10. Tired of Doing Things
The single line of this song is "Tired of Doing Things Your Way", which is repeated, as the song's tempo gradually speeds up.
11. You're Naive
This song attacks politicians and those who follow them. It also attacks Nazi punks who claim to be anarchists but celebrate the ideas of White Supremacy, putting all of the targets of this song off as naive sheeple who don't know what to believe.
12. Strange Week
This song names all of the names of the days of the week and repeats "Strange Week" a lot. This week must've been really strange. Uhh, there are seven days in a week. Words of wisdom from Hüsker Dü indeed. But yeah, their week was apparently really strange. I'll just take their word for it.
13. Do the Bee
A new dance invented by Hüsker Dü! It's called "the Bee!". You buzz around to the guitar noise, fly around like a queen and... pollinate? Somehow. I like the riff of this one. Yes, I'm a sucker for songs in the key of "E". "E" rhymes with "Bee". And "Bee" rhymes with "Be". And "Be" rhymes with "B". And "B" rhymes with "Bee". THE BEE.
14. Big Sky
The sky is pretty big. The city is big, to a lesser extent. There are black and white people. And they also remind you to "shove that tape-deck up your ass". I probably wouldn't have known to do that if they didn't tell me in advance.

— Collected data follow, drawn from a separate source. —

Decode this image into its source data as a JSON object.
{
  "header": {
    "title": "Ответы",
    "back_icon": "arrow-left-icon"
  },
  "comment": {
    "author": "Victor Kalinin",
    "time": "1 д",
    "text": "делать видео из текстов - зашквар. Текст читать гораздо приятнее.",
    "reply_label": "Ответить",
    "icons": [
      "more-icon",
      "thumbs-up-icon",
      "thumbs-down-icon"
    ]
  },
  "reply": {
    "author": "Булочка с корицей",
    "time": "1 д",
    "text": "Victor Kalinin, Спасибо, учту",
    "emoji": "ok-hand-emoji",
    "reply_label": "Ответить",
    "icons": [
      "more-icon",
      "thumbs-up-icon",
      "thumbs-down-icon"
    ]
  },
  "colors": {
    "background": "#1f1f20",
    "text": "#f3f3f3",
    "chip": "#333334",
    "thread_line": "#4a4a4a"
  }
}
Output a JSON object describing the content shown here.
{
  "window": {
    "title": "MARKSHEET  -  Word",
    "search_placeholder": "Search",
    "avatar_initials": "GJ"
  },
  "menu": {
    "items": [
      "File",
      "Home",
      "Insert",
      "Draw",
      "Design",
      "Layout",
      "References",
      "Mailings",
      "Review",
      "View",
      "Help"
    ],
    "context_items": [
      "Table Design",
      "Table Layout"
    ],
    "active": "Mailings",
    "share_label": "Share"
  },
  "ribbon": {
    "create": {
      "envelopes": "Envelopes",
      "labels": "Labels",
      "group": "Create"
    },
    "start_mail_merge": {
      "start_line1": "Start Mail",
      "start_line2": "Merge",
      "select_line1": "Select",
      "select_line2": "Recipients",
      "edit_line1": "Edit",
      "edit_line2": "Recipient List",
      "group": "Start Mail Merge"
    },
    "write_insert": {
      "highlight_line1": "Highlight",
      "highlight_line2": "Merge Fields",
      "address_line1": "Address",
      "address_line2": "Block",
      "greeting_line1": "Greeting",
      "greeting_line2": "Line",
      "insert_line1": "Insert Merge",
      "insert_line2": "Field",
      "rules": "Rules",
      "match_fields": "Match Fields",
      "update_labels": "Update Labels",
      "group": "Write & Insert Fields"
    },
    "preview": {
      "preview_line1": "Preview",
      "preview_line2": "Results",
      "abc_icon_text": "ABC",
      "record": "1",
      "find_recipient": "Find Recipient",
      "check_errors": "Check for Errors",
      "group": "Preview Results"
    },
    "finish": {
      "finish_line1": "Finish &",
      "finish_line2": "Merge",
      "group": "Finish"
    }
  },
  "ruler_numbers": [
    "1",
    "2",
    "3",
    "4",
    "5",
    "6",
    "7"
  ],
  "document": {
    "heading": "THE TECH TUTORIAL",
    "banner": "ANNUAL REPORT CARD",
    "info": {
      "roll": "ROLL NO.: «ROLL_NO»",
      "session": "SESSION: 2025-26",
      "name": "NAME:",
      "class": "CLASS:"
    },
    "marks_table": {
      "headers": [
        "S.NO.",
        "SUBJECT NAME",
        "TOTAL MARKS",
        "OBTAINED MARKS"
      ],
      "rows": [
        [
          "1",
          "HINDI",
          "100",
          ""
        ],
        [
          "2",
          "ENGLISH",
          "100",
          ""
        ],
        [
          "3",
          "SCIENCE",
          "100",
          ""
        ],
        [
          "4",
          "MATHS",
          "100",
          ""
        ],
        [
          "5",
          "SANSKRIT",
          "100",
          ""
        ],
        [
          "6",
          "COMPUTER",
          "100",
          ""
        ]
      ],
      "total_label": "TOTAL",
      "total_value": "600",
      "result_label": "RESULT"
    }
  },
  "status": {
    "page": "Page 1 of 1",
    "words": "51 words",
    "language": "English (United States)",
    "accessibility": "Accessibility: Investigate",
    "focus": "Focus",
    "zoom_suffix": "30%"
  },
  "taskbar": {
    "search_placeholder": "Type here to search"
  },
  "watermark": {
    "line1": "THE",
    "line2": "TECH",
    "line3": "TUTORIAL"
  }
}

An anti-Cold War tune. Very fast. The chorus goes "Ultracore, ultracore, we don't wanna die in your fucking war". Basically expressing the fury and reluctance of what Ronald Reagan almost imposed on his own citizens.
16. Let's Go Die
I think it might be about a punk trying to run away from jail who gets caught and is stuck because "Now you've got me, I'm here to stay". It could also be about a punk trying to run away from home. Not sure
17. Data Control
The slowest and longest song on the album. It has a good riff. Really interesting lyrics about the government attempting to keep track of all data of every citizen ("a nine-digit number for every living soul"). Exposes the corporate and multinational monolith that becomes more and more prominent in society. This song is more relevant now than it was in 1981. There's a pretty legit noise solo at the end. Ends with Grant Hart telling the crowd, "we'll be back for another set..."
So, that's "Land Speed Record". I don't think they kept that record for long, though. 'Cause, like, Deep Wound n' stuff... anyways, the lyrics here REALLY remind me of something Jello Biafra would write. Maybe not as intriguing as his lyrics, but they definitely share a lot of the same ideas, especially with the final track. However, it sounds a lot different from "Zen Arcade", or another one of their more well-known records. Here, they were just starting out, and they still had a way to go, but there are still some very good songs on this record.